Despite efforts to negotiate lower premiums, cooperatives have only been able to offer premiums that are comparable to those in the general small group market. The cooperatives we reviewed typically did not obtain overall premium reductions because (1) their market share provided insufficient leverage, (2) they could not produce administrative savings for insurers.These purchasing co-ops may or may not be part of the co-op proposal promoted by Senator Conrad. (Note: Conrad has repeatedly refused to provide any concrete details for his co-ops idea.) The study makes it clear that collective purchasing co-ops will be useless at reducing premiums or controlling the spiraling cost.
The five purchasing co-ops that the GAO investigated work in a manner very similar to the state based health insurance exchanges that are likely to be a part of health care reform. Like the state based exchanges, they pool together health insurance purchases for small employers.
The California and the Florida co-ops at one time were both larger than many of the state based exchanges are projected to be. The CBO calculates that roughly 11% of the Americans will get health insurance from an exchange. The California co-op once had more members than that 11% that state exchanges are expected to enroll. While state based exchanges should give individuals and small businesses greater choice, they are unlikely to do anything to reduce premiums.
Another model of how new health insurance exchanges are likely to work is the Federal Employee Health Benefits Program. The FEHB is a health insurance exchange for federal employees. It does a great job of offering many choices but a terrible job at controlling cost. From 1985-2002 the premiums in the FEHB program grew only 0.1% slower than the rest of the private insurance market. The FEHB does not include a public option.
Finally, there is the example of Massachusetts. They implemented reform that would be similar to what Baucus is proposing. It also created a new health care exchange for small businesses (called the Commonwealth Connector) which did not include a public option. Massachusetts' reform did a good job at reducing the number of uninsured, but failed to control the spiraling cost of health insurance. Now Massachusetts is looking at some massive structural reforms to control cost.
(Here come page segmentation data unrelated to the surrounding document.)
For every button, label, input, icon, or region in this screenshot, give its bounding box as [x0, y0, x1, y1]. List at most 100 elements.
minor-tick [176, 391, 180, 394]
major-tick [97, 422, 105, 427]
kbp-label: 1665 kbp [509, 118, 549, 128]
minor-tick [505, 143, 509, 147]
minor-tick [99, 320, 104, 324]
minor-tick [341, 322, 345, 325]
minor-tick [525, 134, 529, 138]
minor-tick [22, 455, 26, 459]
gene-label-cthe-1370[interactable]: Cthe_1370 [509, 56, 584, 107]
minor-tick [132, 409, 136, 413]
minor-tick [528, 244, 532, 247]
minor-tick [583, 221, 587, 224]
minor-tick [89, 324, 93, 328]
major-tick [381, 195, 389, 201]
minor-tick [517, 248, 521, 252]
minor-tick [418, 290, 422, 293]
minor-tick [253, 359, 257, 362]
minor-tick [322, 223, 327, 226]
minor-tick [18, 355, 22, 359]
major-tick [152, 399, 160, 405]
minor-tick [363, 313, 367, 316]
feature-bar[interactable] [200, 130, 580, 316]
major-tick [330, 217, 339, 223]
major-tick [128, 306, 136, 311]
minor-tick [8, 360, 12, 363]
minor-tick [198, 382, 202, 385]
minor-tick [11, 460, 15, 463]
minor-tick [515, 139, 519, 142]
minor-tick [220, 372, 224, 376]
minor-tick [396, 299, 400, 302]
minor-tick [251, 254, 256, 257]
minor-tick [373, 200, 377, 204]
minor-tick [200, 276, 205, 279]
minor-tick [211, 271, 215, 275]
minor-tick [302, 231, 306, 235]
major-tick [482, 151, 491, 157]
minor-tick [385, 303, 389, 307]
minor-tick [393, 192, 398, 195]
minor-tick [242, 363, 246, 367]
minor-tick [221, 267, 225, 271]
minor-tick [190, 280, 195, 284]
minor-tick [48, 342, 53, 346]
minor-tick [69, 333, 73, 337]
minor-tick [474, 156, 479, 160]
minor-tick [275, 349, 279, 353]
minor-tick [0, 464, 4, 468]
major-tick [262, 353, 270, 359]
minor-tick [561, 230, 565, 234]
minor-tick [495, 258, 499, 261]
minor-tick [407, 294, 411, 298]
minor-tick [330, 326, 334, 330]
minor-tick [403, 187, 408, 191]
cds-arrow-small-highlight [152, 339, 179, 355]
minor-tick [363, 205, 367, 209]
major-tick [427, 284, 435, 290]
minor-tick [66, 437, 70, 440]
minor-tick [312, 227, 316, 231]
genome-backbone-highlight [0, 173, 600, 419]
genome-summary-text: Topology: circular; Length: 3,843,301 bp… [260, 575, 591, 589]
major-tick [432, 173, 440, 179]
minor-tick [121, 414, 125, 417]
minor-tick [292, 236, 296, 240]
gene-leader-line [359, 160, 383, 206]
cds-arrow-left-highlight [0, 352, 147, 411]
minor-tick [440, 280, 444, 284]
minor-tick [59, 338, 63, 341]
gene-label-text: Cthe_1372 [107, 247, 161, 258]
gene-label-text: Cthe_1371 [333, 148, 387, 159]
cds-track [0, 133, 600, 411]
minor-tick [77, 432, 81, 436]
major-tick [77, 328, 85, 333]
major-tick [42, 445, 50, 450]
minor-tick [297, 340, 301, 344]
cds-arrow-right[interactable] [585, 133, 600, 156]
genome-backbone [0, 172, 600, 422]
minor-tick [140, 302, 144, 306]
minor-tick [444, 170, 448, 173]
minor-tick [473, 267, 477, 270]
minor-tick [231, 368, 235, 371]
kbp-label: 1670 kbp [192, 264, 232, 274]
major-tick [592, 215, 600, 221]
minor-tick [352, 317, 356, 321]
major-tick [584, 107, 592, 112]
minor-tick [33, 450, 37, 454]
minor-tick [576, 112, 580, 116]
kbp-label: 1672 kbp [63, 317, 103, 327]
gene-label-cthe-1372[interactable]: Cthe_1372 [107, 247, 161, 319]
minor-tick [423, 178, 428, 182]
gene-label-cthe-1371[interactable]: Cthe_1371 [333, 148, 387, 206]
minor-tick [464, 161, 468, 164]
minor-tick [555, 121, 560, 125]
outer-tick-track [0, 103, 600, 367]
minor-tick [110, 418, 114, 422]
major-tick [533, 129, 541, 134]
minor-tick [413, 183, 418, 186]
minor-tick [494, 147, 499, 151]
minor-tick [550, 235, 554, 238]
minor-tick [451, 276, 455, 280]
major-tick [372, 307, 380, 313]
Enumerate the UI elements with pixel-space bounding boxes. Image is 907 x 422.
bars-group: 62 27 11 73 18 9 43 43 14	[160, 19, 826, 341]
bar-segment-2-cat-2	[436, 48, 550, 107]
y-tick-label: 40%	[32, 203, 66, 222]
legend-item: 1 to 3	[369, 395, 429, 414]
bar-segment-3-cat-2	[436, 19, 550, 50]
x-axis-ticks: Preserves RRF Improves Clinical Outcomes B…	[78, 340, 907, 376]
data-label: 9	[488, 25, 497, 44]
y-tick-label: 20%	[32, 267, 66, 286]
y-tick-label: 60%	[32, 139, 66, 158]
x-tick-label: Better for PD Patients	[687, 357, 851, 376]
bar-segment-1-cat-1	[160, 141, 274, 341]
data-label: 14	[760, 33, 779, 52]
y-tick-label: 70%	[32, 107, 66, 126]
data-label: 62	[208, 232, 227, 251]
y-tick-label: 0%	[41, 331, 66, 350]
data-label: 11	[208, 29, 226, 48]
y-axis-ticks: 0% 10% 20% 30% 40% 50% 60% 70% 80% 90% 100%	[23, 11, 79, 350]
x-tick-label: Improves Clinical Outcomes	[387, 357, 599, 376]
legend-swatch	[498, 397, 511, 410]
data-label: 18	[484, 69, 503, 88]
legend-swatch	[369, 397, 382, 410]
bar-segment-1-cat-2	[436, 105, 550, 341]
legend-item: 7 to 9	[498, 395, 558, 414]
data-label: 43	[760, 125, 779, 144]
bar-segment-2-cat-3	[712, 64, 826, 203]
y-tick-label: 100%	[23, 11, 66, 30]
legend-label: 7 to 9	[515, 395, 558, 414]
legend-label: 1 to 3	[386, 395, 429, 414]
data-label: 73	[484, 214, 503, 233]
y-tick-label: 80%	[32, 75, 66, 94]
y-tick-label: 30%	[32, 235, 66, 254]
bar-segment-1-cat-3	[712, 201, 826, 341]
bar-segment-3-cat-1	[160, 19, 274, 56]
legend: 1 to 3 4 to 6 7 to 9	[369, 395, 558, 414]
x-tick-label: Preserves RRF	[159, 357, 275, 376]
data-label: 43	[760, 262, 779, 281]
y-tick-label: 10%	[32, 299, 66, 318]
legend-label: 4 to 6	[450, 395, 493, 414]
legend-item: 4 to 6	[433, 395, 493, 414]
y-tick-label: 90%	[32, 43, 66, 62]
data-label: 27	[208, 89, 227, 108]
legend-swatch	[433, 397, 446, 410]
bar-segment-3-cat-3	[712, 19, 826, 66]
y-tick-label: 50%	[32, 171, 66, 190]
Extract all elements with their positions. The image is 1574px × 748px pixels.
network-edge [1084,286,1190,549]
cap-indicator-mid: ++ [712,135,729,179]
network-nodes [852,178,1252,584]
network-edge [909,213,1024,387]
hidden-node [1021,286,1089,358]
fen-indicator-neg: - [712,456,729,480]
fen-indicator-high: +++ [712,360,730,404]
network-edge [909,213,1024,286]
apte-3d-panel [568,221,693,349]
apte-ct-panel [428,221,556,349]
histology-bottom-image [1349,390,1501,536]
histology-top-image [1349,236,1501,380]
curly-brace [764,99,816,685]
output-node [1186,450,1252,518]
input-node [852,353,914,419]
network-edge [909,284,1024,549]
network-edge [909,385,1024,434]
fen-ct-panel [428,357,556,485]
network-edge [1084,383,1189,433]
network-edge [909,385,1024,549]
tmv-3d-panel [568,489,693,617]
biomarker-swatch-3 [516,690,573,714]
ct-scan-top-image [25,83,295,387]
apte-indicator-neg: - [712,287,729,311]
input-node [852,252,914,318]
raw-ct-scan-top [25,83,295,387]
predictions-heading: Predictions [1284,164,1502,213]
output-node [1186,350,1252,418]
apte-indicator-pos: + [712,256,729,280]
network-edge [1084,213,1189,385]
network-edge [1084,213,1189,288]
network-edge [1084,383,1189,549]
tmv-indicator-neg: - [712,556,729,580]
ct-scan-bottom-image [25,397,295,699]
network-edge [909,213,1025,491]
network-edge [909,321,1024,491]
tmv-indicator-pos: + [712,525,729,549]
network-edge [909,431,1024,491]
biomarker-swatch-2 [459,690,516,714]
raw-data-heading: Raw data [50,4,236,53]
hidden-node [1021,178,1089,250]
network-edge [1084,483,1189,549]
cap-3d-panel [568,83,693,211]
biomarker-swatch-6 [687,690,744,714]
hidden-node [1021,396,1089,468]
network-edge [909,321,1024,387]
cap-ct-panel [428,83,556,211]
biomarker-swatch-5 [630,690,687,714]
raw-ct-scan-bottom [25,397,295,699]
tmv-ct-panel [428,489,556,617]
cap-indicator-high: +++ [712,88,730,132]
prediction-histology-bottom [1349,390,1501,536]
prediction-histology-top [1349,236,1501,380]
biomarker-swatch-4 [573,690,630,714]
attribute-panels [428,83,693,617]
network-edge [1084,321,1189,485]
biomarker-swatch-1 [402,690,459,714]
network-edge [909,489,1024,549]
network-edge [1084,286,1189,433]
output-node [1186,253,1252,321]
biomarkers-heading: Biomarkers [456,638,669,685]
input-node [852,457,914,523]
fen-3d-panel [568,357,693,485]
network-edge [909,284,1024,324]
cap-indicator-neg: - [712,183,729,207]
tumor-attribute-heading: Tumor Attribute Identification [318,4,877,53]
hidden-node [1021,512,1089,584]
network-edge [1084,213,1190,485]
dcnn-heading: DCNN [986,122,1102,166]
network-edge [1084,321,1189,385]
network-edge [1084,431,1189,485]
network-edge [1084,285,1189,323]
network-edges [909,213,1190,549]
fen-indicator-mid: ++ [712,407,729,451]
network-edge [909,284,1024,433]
There are only two “successful” health insurance companies which are co-ops, Group Health Cooperative in Washington and HealthPartner, Inc. in Minnesota. Conrad wants to replicate these instead of a public option. Even the National Cooperative Business Association admits that competition drove most of the health insurance co-ops out of business or forced them to abandon the co-op structure. While Group Health Cooperative provides a good quality of care, its premiums are still spiraling out of control.
Whether it is the Federal Employee Exchange, Commonwealth Connector, gateways, or state based purchasing co-ops; efforts to pool individuals and small businesses in a single health insurance marketplace does not help control cost. State based exchanges should help provide individuals and small business employees with greater choice. But without a public plan or massive structural changes, they will do basically nothing to arrest the devastating increase in cost of health insurance.